From the quiet beauty of South Park, to the shadowy river canyons cutting through the Front Range, to the windswept mesas of the western slope, the Rocky Mountains and Colorado Plateau is where I first began to seriously draw and paint. With spring, the Trail Ridge Road of the National Park opens. Summer ushers in the rolling thunderstorms on the high plains and the gradual retreat of snowfields down cascading mountain streams. Fall brings the golden riot of the changing aspen leaves and winter blankets the mountains in gleaming, pristine snow drifts. In Colorado, time is marked by the seasons which are a well-spring of artistic inspiration.

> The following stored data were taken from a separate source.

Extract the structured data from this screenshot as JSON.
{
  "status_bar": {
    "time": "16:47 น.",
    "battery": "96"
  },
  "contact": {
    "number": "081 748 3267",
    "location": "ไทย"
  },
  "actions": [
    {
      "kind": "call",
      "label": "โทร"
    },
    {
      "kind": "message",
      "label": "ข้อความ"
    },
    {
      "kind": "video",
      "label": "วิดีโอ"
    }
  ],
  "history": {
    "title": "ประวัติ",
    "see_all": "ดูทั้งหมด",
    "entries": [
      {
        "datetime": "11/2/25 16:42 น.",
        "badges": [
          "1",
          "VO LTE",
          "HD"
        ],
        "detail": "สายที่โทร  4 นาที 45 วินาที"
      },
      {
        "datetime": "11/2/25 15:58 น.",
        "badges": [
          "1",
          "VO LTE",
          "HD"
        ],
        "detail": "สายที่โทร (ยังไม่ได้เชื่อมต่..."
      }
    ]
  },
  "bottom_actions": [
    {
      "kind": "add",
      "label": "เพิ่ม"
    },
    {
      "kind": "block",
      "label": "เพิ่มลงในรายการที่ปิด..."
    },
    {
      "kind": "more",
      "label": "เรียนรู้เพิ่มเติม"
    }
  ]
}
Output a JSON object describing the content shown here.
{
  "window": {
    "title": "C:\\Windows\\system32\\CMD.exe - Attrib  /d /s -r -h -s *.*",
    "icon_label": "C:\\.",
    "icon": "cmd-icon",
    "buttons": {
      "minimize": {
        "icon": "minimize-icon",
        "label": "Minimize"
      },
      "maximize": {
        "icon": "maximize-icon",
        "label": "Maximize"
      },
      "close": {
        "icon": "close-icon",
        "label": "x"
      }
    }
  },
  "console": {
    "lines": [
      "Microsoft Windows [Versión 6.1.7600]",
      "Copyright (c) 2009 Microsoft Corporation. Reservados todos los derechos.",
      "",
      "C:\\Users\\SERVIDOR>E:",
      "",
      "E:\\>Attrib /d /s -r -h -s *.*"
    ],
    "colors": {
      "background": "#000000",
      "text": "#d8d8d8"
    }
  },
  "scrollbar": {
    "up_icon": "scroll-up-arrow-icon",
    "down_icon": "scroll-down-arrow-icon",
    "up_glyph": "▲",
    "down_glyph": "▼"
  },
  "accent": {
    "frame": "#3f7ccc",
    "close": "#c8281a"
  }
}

The Colorado Plateau covers portions of 4 western states, including just less than half of Arizona. The Plateau is defined by its natural beauty, wide-open spaces, and horizontal land forms. It is the ancestral home of several native cultures and is steeped in Lore of the American West. The Plateau’s southern edge is defined by the Mogollon Rim, a dramatic 200-mile long escarpment separating the temperate highlands of northern Arizona and Four Corners region from the upper and lower Sonoran Desert. The Plateau is, ever so slowly, eroding through the eons, sending boulders the size of small houses tumbling to the desert flow below.
This body of work seeks to capture the seasons of the Colorado mountains and the dramatic and abrupt scenery of the Mogollon Rim. The Rim, in particular, is one of my favorite places to paint and is depicted in several of my paintings in this portfolio.